Granted much of the Bayes/AWL codes was developed using MySQL, but
with an eye portability, so it is possible something code related
could be involved.  In fact, it might be the fact that we do so many
row updates.  For ACID databases this means that they must insert a
whole new row and then mark the old row deleted.  Interestingly, the
InnoDB table type under MySQL does this, but I've had much better
success (along with others) than with PostgreSQL.
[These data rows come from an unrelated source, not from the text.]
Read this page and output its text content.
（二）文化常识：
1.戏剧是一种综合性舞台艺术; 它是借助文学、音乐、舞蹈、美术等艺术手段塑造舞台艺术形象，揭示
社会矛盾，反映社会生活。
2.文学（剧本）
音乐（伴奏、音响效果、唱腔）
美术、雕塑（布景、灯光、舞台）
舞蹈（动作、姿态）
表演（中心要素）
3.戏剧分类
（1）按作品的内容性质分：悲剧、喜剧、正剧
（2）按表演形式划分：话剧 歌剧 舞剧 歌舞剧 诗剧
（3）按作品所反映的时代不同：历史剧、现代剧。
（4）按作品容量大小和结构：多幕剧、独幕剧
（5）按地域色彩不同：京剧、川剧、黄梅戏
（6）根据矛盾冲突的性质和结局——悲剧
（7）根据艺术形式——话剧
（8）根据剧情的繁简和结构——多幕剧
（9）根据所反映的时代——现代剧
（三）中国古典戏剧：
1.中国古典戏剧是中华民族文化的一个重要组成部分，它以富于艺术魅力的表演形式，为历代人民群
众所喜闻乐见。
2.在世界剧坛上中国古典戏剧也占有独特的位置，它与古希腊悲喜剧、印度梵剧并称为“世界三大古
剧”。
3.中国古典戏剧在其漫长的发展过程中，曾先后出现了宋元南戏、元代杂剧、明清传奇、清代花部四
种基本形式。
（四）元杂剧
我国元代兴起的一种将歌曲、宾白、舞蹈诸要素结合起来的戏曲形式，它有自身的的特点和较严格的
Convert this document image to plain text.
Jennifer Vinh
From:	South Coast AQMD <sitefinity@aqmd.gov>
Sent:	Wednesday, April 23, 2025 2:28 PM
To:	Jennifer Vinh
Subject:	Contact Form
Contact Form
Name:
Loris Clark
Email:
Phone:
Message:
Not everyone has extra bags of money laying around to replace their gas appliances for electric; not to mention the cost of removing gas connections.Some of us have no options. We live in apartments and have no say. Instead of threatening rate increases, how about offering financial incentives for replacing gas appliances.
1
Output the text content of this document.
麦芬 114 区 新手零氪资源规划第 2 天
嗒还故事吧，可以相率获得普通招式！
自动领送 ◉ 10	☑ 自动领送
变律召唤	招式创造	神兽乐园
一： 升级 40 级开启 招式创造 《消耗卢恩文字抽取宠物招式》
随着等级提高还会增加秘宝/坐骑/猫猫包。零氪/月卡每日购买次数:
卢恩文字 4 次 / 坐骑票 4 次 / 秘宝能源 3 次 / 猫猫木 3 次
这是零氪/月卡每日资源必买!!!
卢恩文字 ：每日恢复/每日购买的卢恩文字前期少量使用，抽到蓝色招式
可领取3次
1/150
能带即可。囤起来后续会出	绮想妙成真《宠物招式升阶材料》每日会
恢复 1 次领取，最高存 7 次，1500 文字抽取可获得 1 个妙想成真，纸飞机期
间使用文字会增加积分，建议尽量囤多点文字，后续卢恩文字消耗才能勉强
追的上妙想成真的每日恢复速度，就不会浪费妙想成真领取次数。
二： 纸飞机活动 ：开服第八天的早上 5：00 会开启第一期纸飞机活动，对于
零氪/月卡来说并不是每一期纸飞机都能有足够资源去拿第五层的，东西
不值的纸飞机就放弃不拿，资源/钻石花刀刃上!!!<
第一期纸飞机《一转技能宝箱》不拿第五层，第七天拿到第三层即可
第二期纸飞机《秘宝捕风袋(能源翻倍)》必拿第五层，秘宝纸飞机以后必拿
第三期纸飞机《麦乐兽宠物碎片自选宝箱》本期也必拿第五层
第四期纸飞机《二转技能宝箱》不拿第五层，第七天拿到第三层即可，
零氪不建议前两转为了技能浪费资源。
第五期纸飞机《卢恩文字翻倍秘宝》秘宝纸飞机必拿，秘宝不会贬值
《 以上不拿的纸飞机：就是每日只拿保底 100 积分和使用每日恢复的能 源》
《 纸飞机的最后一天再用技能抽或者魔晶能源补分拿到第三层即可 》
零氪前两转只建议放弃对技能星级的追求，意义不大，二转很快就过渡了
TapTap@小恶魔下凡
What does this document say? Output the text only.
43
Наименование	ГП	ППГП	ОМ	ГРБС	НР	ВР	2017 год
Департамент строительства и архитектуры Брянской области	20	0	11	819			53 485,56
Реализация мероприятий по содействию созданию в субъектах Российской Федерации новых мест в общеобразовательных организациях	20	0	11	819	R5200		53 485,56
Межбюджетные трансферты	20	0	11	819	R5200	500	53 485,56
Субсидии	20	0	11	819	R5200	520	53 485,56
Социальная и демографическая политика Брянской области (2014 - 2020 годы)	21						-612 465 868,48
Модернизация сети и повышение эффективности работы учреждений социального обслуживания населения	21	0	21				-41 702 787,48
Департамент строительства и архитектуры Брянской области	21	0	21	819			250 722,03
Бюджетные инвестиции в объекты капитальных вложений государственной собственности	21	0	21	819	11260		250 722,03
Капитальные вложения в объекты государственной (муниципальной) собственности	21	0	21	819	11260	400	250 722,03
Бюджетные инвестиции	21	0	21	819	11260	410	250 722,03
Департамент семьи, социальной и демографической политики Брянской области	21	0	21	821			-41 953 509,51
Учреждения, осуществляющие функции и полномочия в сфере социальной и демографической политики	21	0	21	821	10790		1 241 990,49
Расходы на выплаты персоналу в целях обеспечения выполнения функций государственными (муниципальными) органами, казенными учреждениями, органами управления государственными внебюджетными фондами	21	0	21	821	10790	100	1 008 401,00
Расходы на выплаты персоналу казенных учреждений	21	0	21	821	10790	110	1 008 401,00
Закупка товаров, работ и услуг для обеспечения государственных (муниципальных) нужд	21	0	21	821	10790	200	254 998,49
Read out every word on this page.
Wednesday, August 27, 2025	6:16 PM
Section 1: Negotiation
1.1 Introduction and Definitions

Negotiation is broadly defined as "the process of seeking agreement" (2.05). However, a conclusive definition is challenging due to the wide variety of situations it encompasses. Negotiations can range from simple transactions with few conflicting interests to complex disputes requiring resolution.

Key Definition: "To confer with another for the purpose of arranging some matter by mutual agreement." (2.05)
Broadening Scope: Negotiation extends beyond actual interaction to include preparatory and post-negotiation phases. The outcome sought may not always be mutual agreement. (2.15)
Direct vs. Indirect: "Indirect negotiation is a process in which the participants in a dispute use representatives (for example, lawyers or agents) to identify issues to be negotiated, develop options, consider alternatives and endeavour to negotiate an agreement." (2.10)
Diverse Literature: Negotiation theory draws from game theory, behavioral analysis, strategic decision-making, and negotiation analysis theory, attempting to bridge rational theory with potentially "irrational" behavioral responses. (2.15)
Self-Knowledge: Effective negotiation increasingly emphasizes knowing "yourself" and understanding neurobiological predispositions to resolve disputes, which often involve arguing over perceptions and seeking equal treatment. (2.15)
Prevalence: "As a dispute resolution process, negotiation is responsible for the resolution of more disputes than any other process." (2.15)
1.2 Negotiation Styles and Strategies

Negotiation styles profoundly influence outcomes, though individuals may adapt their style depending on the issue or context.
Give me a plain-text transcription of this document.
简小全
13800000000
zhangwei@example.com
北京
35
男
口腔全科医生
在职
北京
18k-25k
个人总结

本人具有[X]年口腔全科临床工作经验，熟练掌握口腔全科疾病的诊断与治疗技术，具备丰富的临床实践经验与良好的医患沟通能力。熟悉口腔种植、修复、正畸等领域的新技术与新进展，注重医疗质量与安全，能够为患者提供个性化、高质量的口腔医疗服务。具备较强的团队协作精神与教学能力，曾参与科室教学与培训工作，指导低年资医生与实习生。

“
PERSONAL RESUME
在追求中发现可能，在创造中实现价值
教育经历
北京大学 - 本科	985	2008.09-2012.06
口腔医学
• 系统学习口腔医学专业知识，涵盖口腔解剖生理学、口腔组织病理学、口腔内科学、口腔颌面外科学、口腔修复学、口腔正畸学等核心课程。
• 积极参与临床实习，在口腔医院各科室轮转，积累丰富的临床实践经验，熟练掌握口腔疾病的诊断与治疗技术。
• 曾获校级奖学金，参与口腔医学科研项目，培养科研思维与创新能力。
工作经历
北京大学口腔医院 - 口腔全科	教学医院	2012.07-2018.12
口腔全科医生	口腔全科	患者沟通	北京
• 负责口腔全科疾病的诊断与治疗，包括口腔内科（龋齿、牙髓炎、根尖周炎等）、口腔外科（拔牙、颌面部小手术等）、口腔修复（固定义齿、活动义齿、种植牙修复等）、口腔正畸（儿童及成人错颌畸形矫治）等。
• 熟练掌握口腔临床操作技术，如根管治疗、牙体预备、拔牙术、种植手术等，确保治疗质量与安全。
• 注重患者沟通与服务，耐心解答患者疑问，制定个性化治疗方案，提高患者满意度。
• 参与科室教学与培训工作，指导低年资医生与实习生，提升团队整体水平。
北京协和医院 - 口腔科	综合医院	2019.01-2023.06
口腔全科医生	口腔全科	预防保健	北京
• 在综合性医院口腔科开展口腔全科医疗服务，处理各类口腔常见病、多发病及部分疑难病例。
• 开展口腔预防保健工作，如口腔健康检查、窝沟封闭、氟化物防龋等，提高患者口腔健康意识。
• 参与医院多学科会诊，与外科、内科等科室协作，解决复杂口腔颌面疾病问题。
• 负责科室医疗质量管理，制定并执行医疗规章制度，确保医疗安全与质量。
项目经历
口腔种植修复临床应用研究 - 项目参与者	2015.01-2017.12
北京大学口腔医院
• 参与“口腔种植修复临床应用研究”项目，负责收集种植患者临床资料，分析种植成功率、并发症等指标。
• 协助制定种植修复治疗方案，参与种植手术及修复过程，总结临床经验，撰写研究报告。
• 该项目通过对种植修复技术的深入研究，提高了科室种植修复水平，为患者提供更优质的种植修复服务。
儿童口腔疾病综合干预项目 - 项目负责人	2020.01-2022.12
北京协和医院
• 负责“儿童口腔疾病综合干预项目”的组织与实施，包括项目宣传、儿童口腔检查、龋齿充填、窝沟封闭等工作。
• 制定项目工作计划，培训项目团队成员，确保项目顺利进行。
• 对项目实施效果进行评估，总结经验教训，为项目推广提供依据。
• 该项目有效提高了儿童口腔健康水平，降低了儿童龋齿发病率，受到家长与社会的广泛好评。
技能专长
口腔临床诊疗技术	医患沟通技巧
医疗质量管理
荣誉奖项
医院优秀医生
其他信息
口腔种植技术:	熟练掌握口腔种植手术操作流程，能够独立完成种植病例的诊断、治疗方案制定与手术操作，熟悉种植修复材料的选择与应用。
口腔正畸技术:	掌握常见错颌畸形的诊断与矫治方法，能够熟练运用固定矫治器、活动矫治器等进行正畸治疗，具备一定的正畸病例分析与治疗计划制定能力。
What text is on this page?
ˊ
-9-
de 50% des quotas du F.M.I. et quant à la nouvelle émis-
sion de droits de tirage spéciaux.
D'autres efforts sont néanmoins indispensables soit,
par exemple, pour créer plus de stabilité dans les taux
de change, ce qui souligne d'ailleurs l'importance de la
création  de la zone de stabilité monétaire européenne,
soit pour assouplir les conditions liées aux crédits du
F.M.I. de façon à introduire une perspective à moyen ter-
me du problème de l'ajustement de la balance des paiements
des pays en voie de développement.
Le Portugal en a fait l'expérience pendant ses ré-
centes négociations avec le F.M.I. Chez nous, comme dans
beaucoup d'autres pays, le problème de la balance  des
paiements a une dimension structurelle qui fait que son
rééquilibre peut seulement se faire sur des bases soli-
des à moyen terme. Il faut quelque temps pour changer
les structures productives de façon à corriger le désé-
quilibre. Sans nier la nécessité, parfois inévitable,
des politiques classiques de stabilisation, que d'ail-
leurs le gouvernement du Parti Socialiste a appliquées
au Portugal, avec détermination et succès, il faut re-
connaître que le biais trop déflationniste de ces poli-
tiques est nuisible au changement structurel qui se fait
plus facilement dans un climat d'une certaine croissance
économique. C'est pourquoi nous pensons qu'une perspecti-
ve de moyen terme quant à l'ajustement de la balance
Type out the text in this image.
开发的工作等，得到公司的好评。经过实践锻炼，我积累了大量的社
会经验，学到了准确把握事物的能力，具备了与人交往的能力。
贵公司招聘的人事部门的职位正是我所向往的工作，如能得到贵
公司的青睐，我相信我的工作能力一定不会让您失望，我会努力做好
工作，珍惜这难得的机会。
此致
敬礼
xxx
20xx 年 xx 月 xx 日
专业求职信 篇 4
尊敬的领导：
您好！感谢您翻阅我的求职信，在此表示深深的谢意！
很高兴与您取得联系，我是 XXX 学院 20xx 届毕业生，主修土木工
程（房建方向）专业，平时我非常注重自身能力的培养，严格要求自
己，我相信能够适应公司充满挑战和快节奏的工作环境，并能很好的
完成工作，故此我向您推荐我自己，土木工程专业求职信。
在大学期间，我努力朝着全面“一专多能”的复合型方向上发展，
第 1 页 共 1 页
I'm sure we've got some PostgreSQL experts out there.  If any of y'all
can see a problem with the code as written or have some tips for
tuning PostgreSQL that we can document, feel free to speak up.

Michael

Re: SQL Bayes - MySQL versus Postgresql

Posted by Matt Sergeant <ms...@startechgroup.co.uk>.
On Sat, 12 Jun 2004, Tim Bishop wrote:

> I've been deploying a new system that uses SpamAssassin with an SQL
> database for user config, auto-whitelists, and bayesian databases.
> 
> I started off with Postgresql because that's the current database system
> we use. I was disappointed with the performance - it sometimes ran into
> minutes per message when autolearning. Normal processing was OK, but
> when a message was autolearnt it when hideously slow.
> 
> At this point I tried MySQL. I was gobsmacked at the performance
> difference. Admittedly I thought it might go a bit quicker, maybe even
> twice as fast, but it was more like 10-100 times as fast.
> 
> With postgresql the database server was maxed out on CPU and IO, and the
> spam server had a handful of spamd processes consuming about 5% CPU
> each. With mysql this changed to the spam server being maxed out on CPU
> and the database server practically idle.

It's quite a task to tune PostgreSQL, and out of the box it comes horribly 
badly tuned.  Also you have to make very good use of transactions with 
PostgreSQL in order to get good performance, which I suspect we're not 
doing. Also you have to use high concurrency to really see benefits (it 
scales much better with more concurrent clients than MySQL does).

All those things are probably working against your setup.

Matt.